The company said it expects the U.S. travel market to improve this year and for used vehicle prices to be "solid." It projected an increase in vehicle rental revenue of 3 percent to 5 percent and for vehicle depreciation costs to fall between $220 and $240 per vehicle per month.
Based on those assumptions, the company projected a first-quarter profit of between $1.15 and $1.40 per share and a full-year profit of $4.60 to $5.20 per share.
Analysts polled by FactSet expect first-quarter and full-year profits of 77 cents and $4.71 per share, respectively.
Separately, the company said Thursday that it extended its shareholder rights plan _ a maneuver designed to deter any unsanctioned attempts to take over the company _ by one year until May 30, 2013.

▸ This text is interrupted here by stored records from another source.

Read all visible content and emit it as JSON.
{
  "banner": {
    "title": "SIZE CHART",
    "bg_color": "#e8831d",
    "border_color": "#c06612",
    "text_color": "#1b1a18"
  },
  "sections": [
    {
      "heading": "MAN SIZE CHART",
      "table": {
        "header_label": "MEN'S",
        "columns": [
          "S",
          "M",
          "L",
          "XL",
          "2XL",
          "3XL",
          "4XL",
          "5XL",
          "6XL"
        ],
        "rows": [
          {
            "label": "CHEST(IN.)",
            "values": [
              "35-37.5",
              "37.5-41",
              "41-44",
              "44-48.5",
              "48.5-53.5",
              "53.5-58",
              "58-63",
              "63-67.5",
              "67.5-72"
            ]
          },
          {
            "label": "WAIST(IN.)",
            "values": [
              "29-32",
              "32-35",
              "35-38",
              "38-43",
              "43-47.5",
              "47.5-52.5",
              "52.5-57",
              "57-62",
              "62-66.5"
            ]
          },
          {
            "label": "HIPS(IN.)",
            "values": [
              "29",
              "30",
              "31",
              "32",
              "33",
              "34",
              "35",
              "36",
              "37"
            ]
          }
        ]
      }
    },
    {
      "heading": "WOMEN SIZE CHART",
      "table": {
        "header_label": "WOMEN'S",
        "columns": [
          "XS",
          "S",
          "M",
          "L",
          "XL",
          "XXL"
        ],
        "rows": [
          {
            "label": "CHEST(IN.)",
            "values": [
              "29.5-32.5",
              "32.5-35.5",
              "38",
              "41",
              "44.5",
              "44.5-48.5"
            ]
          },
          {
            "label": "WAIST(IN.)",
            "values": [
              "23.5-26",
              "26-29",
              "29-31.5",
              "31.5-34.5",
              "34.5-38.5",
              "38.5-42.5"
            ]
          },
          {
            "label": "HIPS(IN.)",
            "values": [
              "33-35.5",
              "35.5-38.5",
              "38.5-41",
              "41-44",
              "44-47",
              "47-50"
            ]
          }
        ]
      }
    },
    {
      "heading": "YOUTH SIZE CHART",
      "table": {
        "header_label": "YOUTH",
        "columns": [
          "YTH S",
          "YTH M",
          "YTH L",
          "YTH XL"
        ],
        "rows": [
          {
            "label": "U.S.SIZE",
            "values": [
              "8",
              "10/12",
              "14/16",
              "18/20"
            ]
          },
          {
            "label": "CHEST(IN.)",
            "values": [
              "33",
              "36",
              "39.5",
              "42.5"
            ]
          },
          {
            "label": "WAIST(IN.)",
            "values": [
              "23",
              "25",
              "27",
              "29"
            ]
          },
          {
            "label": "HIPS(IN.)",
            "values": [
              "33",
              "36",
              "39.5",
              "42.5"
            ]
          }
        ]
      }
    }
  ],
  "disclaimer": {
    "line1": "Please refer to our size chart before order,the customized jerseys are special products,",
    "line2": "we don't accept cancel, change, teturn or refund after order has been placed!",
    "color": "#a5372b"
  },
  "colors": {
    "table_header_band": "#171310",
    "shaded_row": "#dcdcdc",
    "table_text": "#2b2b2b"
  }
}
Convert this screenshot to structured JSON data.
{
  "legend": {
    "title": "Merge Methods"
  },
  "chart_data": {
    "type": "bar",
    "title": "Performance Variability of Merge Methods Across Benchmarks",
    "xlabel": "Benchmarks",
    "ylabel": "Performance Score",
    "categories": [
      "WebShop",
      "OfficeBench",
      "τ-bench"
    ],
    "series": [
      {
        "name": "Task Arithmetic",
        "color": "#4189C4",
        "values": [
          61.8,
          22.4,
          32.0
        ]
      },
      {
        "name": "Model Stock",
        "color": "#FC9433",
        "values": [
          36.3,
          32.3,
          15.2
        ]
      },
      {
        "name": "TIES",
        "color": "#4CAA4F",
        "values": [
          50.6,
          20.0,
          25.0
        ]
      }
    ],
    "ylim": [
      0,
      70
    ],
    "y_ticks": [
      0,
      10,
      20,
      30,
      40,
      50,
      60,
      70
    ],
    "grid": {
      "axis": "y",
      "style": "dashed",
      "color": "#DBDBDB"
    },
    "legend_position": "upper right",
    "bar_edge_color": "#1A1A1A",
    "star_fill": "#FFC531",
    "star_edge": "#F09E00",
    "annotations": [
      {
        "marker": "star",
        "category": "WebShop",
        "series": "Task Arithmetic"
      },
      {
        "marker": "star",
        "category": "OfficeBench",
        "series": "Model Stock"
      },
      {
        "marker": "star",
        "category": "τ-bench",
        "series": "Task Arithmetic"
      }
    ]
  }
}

Dollar Thrifty originally adopted the plan, known as a "poison pill," in May 2011 amid attempts by Avis Budget Group Inc. and Hertz Global Holdings Inc. to acquire the company.
In the months since, both companies have dropped their bids for Dollar Thrifty. But Scott Thompson, the company's chairman, president and chief executive, said Tuesday that the plan might still be needed as protection from "parties that may not be acting in the best interests of all of our stockholders."